On April 28, the Supreme Court issued its first decision in more than 30 years involving the FCC’s regulation of broadcast indecency. Unfortunately, that decision — FCC v. Fox Television Stations, Inc., No. 07-582 — did virtually nothing to clear up the muddled state of the law. At best, it set the stage for the next act, which we might see in the next couple of years. But that act could be a doozy.
Much of the press coverage of the court’s decision has indicated that the decision “upholds” the Federal Communication Commission’s regulation of indecency. Technically, that’s not exactly what the court did.
Fox had aired two programs (in 2002 and 2003), one in which Cher had said “f–k ’em” and the other in which Nicole Richie had observed that it’s not “so f–king simple” to remove “cowsh-t” from a Prada purse.
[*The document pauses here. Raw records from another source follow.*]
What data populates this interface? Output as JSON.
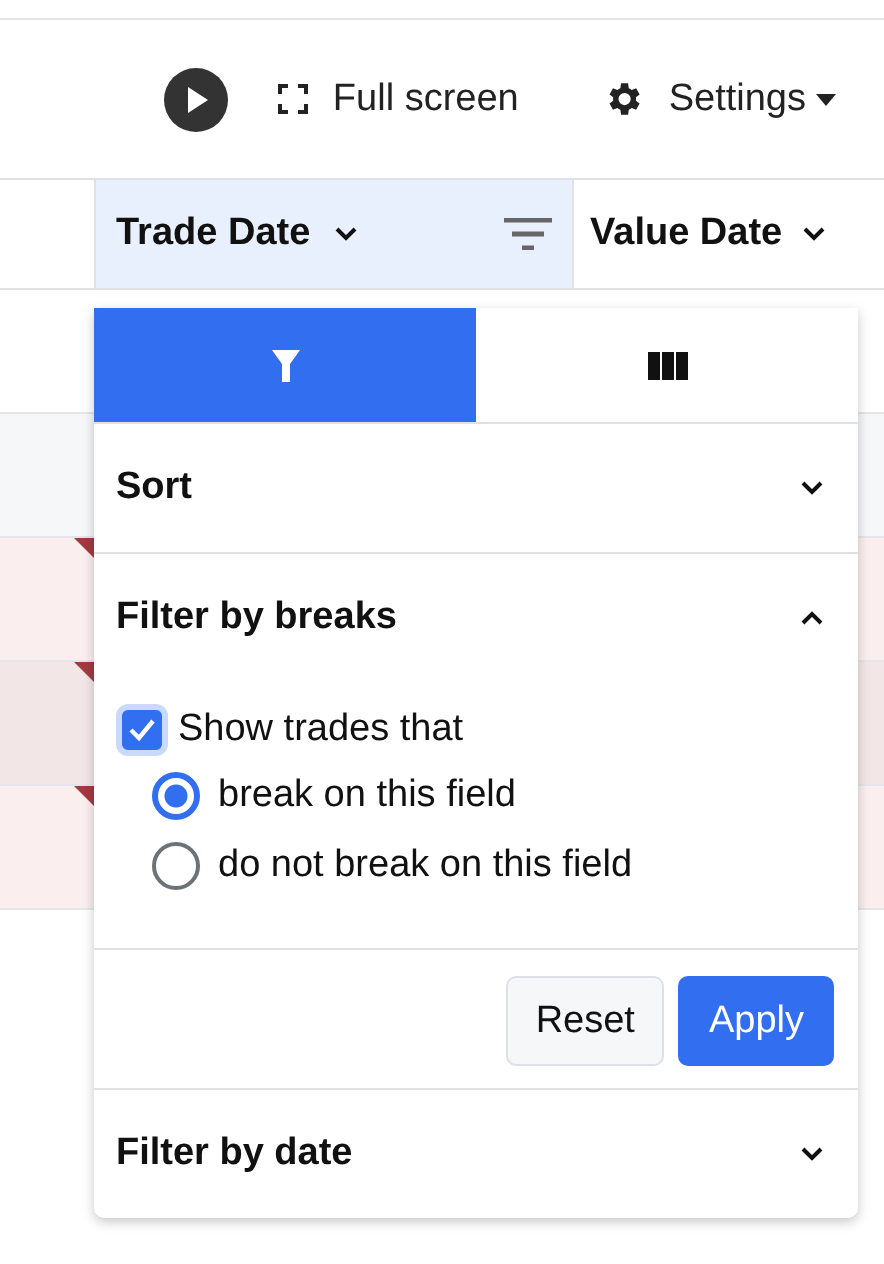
{
  "toolbar": {
    "play": {
      "kind": "play"
    },
    "fullscreen": {
      "label": "Full screen"
    },
    "settings": {
      "label": "Settings"
    }
  },
  "columns": [
    {
      "label": "Trade Date",
      "filtered": true
    },
    {
      "label": "Value Date",
      "filtered": false
    }
  ],
  "rows": [
    {
      "break": false
    },
    {
      "break": false
    },
    {
      "break": true
    },
    {
      "break": true
    },
    {
      "break": true
    }
  ],
  "popup": {
    "tabs": [
      {
        "kind": "filter",
        "selected": true
      },
      {
        "kind": "columns",
        "selected": false
      }
    ],
    "sections": [
      {
        "title": "Sort",
        "expanded": false
      },
      {
        "title": "Filter by breaks",
        "expanded": true,
        "checkbox": {
          "label": "Show trades that",
          "checked": true
        },
        "options": [
          {
            "label": "break on this field",
            "selected": true
          },
          {
            "label": "do not break on this field",
            "selected": false
          }
        ],
        "buttons": [
          {
            "label": "Reset",
            "kind": "secondary"
          },
          {
            "label": "Apply",
            "kind": "primary"
          }
        ]
      },
      {
        "title": "Filter by date",
        "expanded": false
      }
    ]
  }
}
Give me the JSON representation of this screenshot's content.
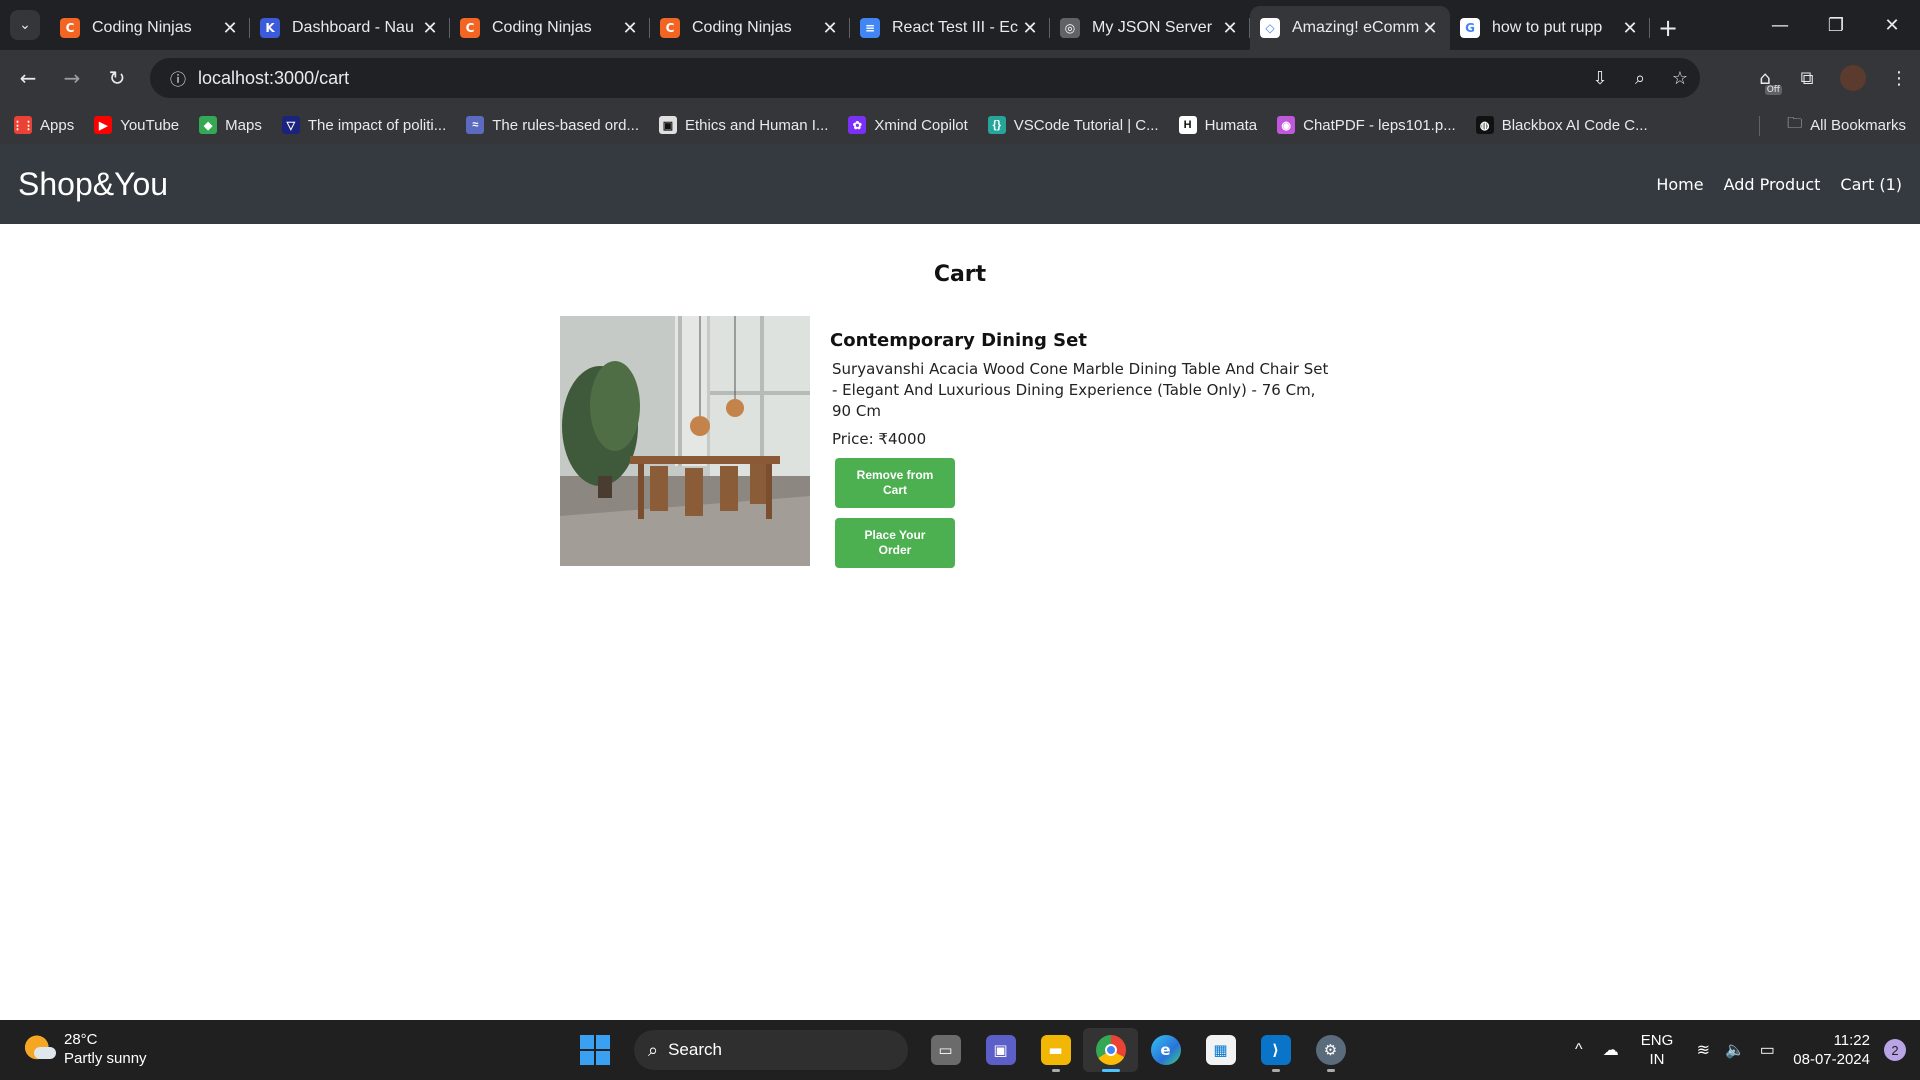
{
  "browser": {
    "tabs": [
      {
        "title": "Coding Ninjas",
        "favicon_color": "#f26522",
        "favicon_glyph": "C",
        "active": false
      },
      {
        "title": "Dashboard - Nau",
        "favicon_color": "#3b5bdb",
        "favicon_glyph": "K",
        "active": false
      },
      {
        "title": "Coding Ninjas",
        "favicon_color": "#f26522",
        "favicon_glyph": "C",
        "active": false
      },
      {
        "title": "Coding Ninjas",
        "favicon_color": "#f26522",
        "favicon_glyph": "C",
        "active": false
      },
      {
        "title": "React Test III - Ec",
        "favicon_color": "#4285f4",
        "favicon_glyph": "≡",
        "active": false
      },
      {
        "title": "My JSON Server",
        "favicon_color": "#5f6368",
        "favicon_glyph": "◎",
        "active": false
      },
      {
        "title": "Amazing! eComm",
        "favicon_color": "#ffffff",
        "favicon_glyph": "◇",
        "active": true
      },
      {
        "title": "how to put rupp",
        "favicon_color": "#ffffff",
        "favicon_glyph": "G",
        "active": false
      }
    ],
    "url": "localhost:3000/cart",
    "extension_badge": "Off",
    "bookmarks": [
      {
        "label": "Apps",
        "icon_color": "#ea4335",
        "glyph": "⋮⋮"
      },
      {
        "label": "YouTube",
        "icon_color": "#ff0000",
        "glyph": "▶"
      },
      {
        "label": "Maps",
        "icon_color": "#34a853",
        "glyph": "◆"
      },
      {
        "label": "The impact of politi...",
        "icon_color": "#1a237e",
        "glyph": "▽"
      },
      {
        "label": "The rules-based ord...",
        "icon_color": "#5c6bc0",
        "glyph": "≈"
      },
      {
        "label": "Ethics and Human I...",
        "icon_color": "#e0e0e0",
        "glyph": "▣"
      },
      {
        "label": "Xmind Copilot",
        "icon_color": "#7b2ff7",
        "glyph": "✿"
      },
      {
        "label": "VSCode Tutorial | C...",
        "icon_color": "#26a69a",
        "glyph": "{}"
      },
      {
        "label": "Humata",
        "icon_color": "#ffffff",
        "glyph": "H"
      },
      {
        "label": "ChatPDF - leps101.p...",
        "icon_color": "#c158dc",
        "glyph": "◉"
      },
      {
        "label": "Blackbox AI Code C...",
        "icon_color": "#111111",
        "glyph": "◍"
      }
    ],
    "all_bookmarks": "All Bookmarks"
  },
  "app": {
    "brand": "Shop&You",
    "nav": [
      "Home",
      "Add Product",
      "Cart (1)"
    ],
    "page_title": "Cart",
    "cart_items": [
      {
        "name": "Contemporary Dining Set",
        "description": "Suryavanshi Acacia Wood Cone Marble Dining Table And Chair Set - Elegant And Luxurious Dining Experience (Table Only) - 76 Cm, 90 Cm",
        "price": "Price: ₹4000",
        "remove_label": "Remove from Cart",
        "order_label": "Place Your Order"
      }
    ]
  },
  "taskbar": {
    "weather_temp": "28°C",
    "weather_desc": "Partly sunny",
    "search_label": "Search",
    "lang_line1": "ENG",
    "lang_line2": "IN",
    "time": "11:22",
    "date": "08-07-2024",
    "notification_count": "2"
  },
  "colors": {
    "navbar_bg": "#343a40",
    "button_green": "#4caf50",
    "chrome_dark": "#202124",
    "chrome_toolbar": "#35363a"
  }
}
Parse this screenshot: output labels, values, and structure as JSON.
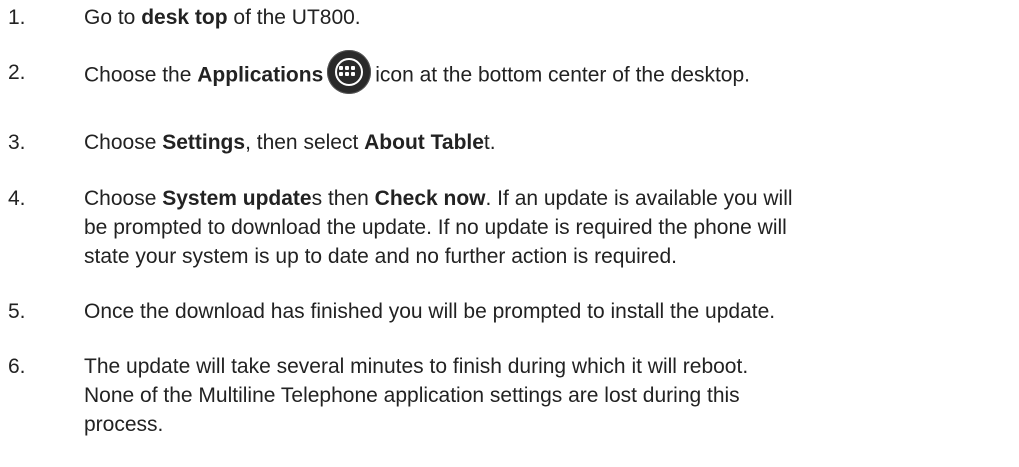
{
  "steps": [
    {
      "num": "1.",
      "parts": [
        "Go to ",
        "desk top",
        " of the UT800."
      ]
    },
    {
      "num": "2.",
      "parts": [
        "Choose the ",
        "Applications",
        "icon at the bottom center of the desktop."
      ],
      "icon": "applications-icon"
    },
    {
      "num": "3.",
      "parts": [
        "Choose ",
        "Settings",
        ", then select ",
        "About Table",
        "t."
      ]
    },
    {
      "num": "4.",
      "lines": [
        [
          "Choose ",
          "System update",
          "s then ",
          "Check now",
          ". If an update is available you will"
        ],
        "be prompted to download the update. If no update is required the phone will",
        "state your system is up to date and no further action is required."
      ]
    },
    {
      "num": "5.",
      "line": "Once the download has finished you will be prompted to install the update."
    },
    {
      "num": "6.",
      "lines": [
        "The update will take several minutes to finish during which it will reboot.",
        "None of the Multiline Telephone application settings are lost during this",
        "process."
      ]
    }
  ]
}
With its knickers all in a bunch, the FCC concluded that Fox had violated the commission’s ban on broadcast indecency.
Fox appealed, arguing that the indecency ban is unconstitutional. But Fox also pointed out that the two instances of alleged indecency were “fleeting expletives,” essentially one-time-only miscues of the kind that the FCC had, since at least 1978, expressly declined to penalize.
Ordinarily, agencies like the FCC aren’t permitted to abandon established policies without an adequate explanation for the change. Fox argued that, as a matter of administrative law, the commission fell short of that obligation.
The federal appeals court in New York that first heard the appeal agreed with both of Fox’s arguments. But for a number of reasons, courts choose not to reach constitutional questions if they can be avoided. Here, the more mundane issue of “adequate explanation” allowed the appeals court to hold in Fox’s favor without relying on the constitutional arguments.
When the case arrived at the Supreme Court, then, the sole question was whether or not the FCC had adequately explained its abandonment of its earlier “fleeting expletives” policy. And on that point, the court reversed the appeals court. In the view of the Supremes, the FCC had done all it needed to do.
So while the Supreme Court technically did uphold the FCC’s indecency ruling in this case, the ruling focused exclusively on the administrative law question of the adequacy of the FCC’s explanation for its change of policy. The fact that that policy happened, in this case, to involve indecency was merely incidental.
But now that the administrative law question has been cleared away, the constitutional question looms large. The case goes back to the appeals court in New York for further consideration. Since that court already has indicated that it agrees with Fox that the FCC’s indecency policy is unconstitutional, on remand it is likely that we will get a ruling from the appeals court on that constitutional issue. And that, in turn, would tee up the case for another trip to the Supremes — but this time focused on constitutional, rather than administrative, law.
Getting to the high court on the constitutional issue should provide some fireworks. At least one member, Justice Thomas, who voted for the FCC in this most recent go-round made clear that he doubts that the FCC’s overall program regulation scheme can pass constitutional muster. At least one or two other members of the majority might also be leaning in that direction.
So it’s possible — no guarantees, of course — that the next time this case gets to the Supreme Court, the result could be the deep-sixing of all broadcast indecency regulation. And if Thomas’ view prevails, it could also mean the deep-sixing of virtually all regulation of broadcast content.